Feast of Saint James, Apostle

Mt. 20:20-28

The mother of the sons of Zebedee approached Jesus with her sons
and did him homage, wishing to ask him for something.
He said to her,
“What do you wish?”
She answered him,
“Command that these two sons of mine sit,
one at your right and the other at your left, in your Kingdom.”
Jesus said in reply,
“You do not know what you are asking.
Can you drink the chalice that I am going to drink?”
They said to him, “We can.”
He replied,
“My chalice you will indeed drink,
but to sit at my right and at my left, this is not mine to give
but is for those for whom it has been prepared by my Father.”
When the ten heard this,
they became indignant at the two brothers.
But Jesus summoned them and said,
“You know that the rulers of the Gentiles lord it over them,
and the great ones make their authority over them felt.
But it shall not be so among you.
Rather, whoever wishes to be great among you shall be your servant;
whoever wishes to be first among you shall be your slave.
Just so, the Son of Man did not come to be served
but to serve and to give his life as a ransom for many.”

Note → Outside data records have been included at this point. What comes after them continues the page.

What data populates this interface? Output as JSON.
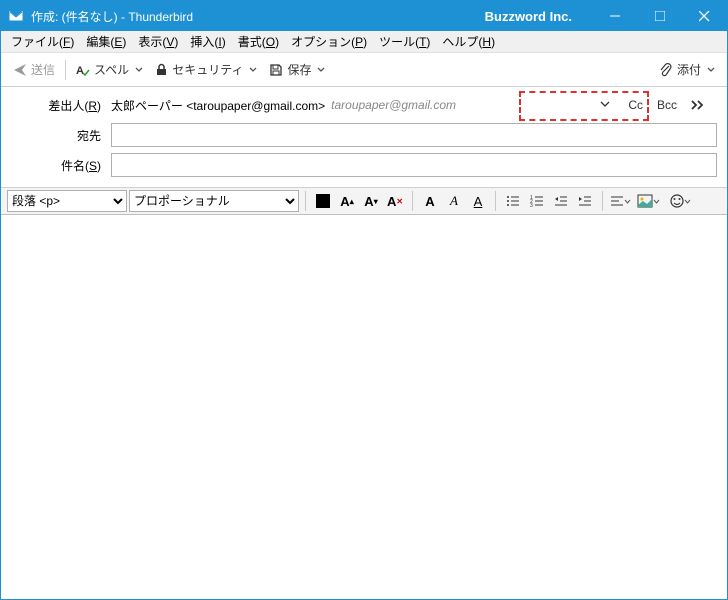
{
  "titlebar": {
    "title": "作成: (件名なし) - Thunderbird",
    "company": "Buzzword Inc."
  },
  "menubar": {
    "file": "ファイル(F)",
    "edit": "編集(E)",
    "view": "表示(V)",
    "insert": "挿入(I)",
    "format": "書式(O)",
    "options": "オプション(P)",
    "tools": "ツール(T)",
    "help": "ヘルプ(H)"
  },
  "toolbar": {
    "send": "送信",
    "spell": "スペル",
    "security": "セキュリティ",
    "save": "保存",
    "attach": "添付"
  },
  "address": {
    "from_label": "差出人(R)",
    "from_name": "太郎ペーパー <taroupaper@gmail.com>",
    "from_email_gray": "taroupaper@gmail.com",
    "to_label": "宛先",
    "to_value": "",
    "subject_label": "件名(S)",
    "subject_value": "",
    "cc": "Cc",
    "bcc": "Bcc"
  },
  "formatbar": {
    "paragraph": "段落 <p>",
    "font": "プロポーショナル"
  }
}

Reflection (Sem.Ernesto Sican):

          The first thing that came into my mind after reading the gospel was the difference between asking and demanding. When we ask, we simply make a request or express our desire and wait for the person to grant it. It is out of the person’s freedom to respond generously to our request. When we demand on the other hand, there is an element of force effected to the person to comply or act upon the request. To demand is to make an enforceable request. This leaves the person little space or freedom to act on his own volition.

          The mother of James and John came to Jesus to ask for a favor. In the course of the conversation, the mother unconsciously shifted from asking a favor to demanding something. The distinction between asking and demanding became vague.

          In our prayers, we sometimes act like the mother of James and John. We are not aware of the real motivation behind our prayers. We unconsciously treat God as a slot machine or Santa Clause perhaps, ready to answer and grant our request. Someone shared to me a story of how we can obtain from God the favor we ask. Every now and then, when he prays to the Holy Family, he would remove the baby Jesus from the image of the Holy Family and put it somewhere else. Then he would pray saying “Mama Mary, please grant my request, otherwise you will not see Jesus anymore or Jesus will not be on your side again.” What is wrong with his prayer? The person is bribing God.  He is trying to negotiate or make a bargain. It is an infantile form of prayer. Children when asking something from their parents would sometimes bribe them by promising something, like to behave well, in exchange for the favor they will receive. Worse they will show their tantrum or annoy the parents constantly so that they will give in to their request. That is how children behave to get what they want.

          Sometimes we are like children in our prayers and in our relationship to God. We have the tendency to bribe God by being good or turning away from our sinful ways to obtain what we ask for. As a mature person, we need also to mature in our prayers. That I think is the challenge for us now. We need to  mature not only in our prayers but more so in our faith and relationship to God. We need to grow in our spiritual life.